E veniamo quindi al cuore più oscuro dell’inganno del merito che è la tanto esaltata eccellenza a cui dovrebbe condurre. Eccellenza di cosa? Si eccelle quando si raggiunge il massimo dell’efficienza e del profitto. Ma chiediamoci per chi? Non è così scontato infatti che questo profitto sia a beneficio della comunità e vada a “rimuovere gli ostacoli di ordine economico e sociale, che, limitando di fatto la libertà e l’eguaglianza dei cittadini, impediscono il pieno sviluppo della persona umana”. Per citare Paolo Flores d’Arcais, eccellere significa solamente essere più abili
degli altri nell’obbedire ai dettami della tecnica (materiale e/o sociale) in questione, le cui finalità sono però spesso estranee alla libertà dell’individuo. L’eccellenza spesso è il massimo grado del conformismo e dell’alienazione.
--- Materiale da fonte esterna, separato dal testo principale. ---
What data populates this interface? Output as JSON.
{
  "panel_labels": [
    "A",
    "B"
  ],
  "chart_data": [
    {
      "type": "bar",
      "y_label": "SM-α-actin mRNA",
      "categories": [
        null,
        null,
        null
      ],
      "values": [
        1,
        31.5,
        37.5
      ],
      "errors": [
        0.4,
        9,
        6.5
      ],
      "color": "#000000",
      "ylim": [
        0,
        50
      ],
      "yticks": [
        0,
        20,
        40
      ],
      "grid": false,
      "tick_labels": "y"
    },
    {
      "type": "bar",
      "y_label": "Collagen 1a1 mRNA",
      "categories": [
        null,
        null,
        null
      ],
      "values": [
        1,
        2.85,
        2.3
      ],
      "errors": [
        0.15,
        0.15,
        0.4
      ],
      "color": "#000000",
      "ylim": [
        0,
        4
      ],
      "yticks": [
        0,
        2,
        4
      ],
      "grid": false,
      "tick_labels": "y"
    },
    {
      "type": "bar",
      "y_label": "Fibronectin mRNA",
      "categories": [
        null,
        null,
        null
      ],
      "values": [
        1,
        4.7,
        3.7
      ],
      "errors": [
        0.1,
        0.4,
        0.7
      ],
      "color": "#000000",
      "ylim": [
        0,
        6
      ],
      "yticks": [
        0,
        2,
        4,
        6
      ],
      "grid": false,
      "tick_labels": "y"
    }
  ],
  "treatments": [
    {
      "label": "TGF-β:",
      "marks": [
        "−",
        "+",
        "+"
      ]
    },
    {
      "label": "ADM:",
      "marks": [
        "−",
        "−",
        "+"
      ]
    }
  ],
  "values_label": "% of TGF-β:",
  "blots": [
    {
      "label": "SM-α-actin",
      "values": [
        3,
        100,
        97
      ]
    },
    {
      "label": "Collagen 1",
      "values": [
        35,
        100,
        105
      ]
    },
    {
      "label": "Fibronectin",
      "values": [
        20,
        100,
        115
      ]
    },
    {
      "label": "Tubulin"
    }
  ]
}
Ma l’inganno del merito è ancora più sottile e tremendo perché, quando l’eccellenza non viene raggiunta, ovvero quando si fallisce, chi perde potrà incolpare solamente se stesso, non l’establishment! Parafrasando Hannah Arendt, “la banalità” del merito sta nella totale deresponsabilizzazione del sistema che lo promuove. È l’equivoco, questo, che confonde libertà con liberismo, che invece ne è la reazione.
Parlare genericamente di merito è fingere che funzioni l’ascensore sociale quando, nelle nostre società occidentali, questo si è rotto da tempo. Le disparità si sono amplificate a dismisura e l’ideale delle pari opportunità scivola sempre più nell’utopia. Si potrebbe porvi rimedio, matematicamente, premiando allora la derivata prima, l’incremento relativo, cioè i progressi. Ma è un rimedio debole perché non contribuisce a creare quelle condizioni di parità che sono precondizioni alla vera democrazia. Se proprio si vuole esaltare il merito, non lo si usi quindi in modo generico ma lo si qualifichi. È merito solo quello che, per dirla con Albert Camus e Amartya Sen, “fa diminuire
aritmeticamente il dolore nel mondo”.